Additionally, decision-making authority should always belong to your institution. This demonstrates that your institution is informed, actively engaged, and that the advice received from outside counsel is disinterested and not frivolous. While your institution may seek advice from counsel, it is ultimately the institution’s decision as to whether to bring legal action, or any other action, in response to fraud or mismanagement that has been detected in your portfolio’s investments. In such instances, the determination of who to retain should solely be left to your institution.
4. Knowledge is Power
Your institution should receive regular updates from monitoring firms that includes relevant information about your institution’s portfolio, including investment losses, the cause(s) of any such losses, potential claims, and legal options available. Understandability and customization options can be key differentiators between firms or platforms.

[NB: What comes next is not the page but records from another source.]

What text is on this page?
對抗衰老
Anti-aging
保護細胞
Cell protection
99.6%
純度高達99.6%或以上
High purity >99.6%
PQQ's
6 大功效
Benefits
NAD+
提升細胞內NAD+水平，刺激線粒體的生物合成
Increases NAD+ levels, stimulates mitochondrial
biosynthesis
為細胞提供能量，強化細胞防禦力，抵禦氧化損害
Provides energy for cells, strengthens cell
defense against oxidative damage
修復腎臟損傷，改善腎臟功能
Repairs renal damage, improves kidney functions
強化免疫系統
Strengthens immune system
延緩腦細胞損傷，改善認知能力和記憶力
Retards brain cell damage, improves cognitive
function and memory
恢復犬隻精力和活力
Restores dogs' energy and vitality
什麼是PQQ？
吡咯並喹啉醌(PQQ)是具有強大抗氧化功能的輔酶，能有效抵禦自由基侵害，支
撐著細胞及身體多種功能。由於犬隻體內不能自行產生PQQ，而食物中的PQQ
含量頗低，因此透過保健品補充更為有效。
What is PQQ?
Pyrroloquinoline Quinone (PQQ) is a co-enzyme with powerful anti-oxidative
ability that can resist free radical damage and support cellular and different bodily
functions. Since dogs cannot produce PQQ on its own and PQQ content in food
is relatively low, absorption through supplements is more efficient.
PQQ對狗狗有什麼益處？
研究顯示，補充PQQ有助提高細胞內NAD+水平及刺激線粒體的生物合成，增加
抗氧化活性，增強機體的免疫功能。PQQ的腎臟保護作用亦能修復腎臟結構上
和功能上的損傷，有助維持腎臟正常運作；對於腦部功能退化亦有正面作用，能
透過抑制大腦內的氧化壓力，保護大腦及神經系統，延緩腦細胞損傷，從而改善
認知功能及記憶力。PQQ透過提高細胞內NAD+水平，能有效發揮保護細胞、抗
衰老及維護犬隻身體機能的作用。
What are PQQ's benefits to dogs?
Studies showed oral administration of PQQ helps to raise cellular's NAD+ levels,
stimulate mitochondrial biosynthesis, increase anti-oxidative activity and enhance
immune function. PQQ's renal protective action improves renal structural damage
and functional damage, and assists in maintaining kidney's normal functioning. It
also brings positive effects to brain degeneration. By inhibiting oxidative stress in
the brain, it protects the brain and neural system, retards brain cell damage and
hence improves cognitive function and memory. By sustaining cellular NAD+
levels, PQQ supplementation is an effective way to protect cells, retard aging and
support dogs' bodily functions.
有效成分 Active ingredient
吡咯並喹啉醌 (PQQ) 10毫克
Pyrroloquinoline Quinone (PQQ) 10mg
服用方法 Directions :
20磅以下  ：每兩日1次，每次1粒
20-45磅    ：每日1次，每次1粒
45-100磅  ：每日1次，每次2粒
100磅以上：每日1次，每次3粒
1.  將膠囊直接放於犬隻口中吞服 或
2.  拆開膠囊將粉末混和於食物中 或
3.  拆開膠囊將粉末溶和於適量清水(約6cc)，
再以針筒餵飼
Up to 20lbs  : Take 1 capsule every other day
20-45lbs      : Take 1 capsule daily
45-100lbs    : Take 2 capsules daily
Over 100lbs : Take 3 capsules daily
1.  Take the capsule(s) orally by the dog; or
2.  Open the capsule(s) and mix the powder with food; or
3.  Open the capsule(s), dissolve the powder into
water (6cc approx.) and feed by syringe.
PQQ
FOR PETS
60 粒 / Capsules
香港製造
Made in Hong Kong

Steps should be taken to ensure that current service providers (e.g. custodial banks) or potential new service providers will be able to provide accurate and accessible documentation on your purchasing and trading histories for securities owned or previously owned by your fund. This assists in determining your institution’s eligibility for new matters and in settlements. Given settlement notices may not be sent until years after the initiation of litigation, documentation must be held and maintained for long periods in order to submit valid claims. A robust monitoring platform should be able to maintain these records.
5. File Those Claim Forms, Or Else
Millions of dollars from class action settlements remain unclaimed every year. To ensure your institution is not foregoing settlement money, a designated person or entity (such as a custodial bank) should monitor all settlements, regardless of whether your institution is a party to the lawsuit. This ensures that your institution is made aware of any settlements impacting it, has time to consider all options in response (including to opt out or file a claim), and allows you to respond in a timely fashion to meet all eligibility requirements and deadlines.
The institution will be leaving money on the table if it cannot accurately determine how much it lost, filing deadlines, or if other information slips through the cracks. But, the submission of proof of claim forms must meet strict deadlines and requires documentary evidence to support your claim. Understanding the intricacies of the claims process and submitting the appropriate forms takes time and expertise. The best practice for avoiding forfeiture of eligible claims is to designate a person or entity (such as a custodial bank) to handle the submission of all proof of claim forms on behalf of your institution.
Starting 2025 by following the five practices above will provide institutional investors with the best practices for monitoring investment portfolios, upholding fiduciary duties, and ensuring that members’ interests are adequately protected.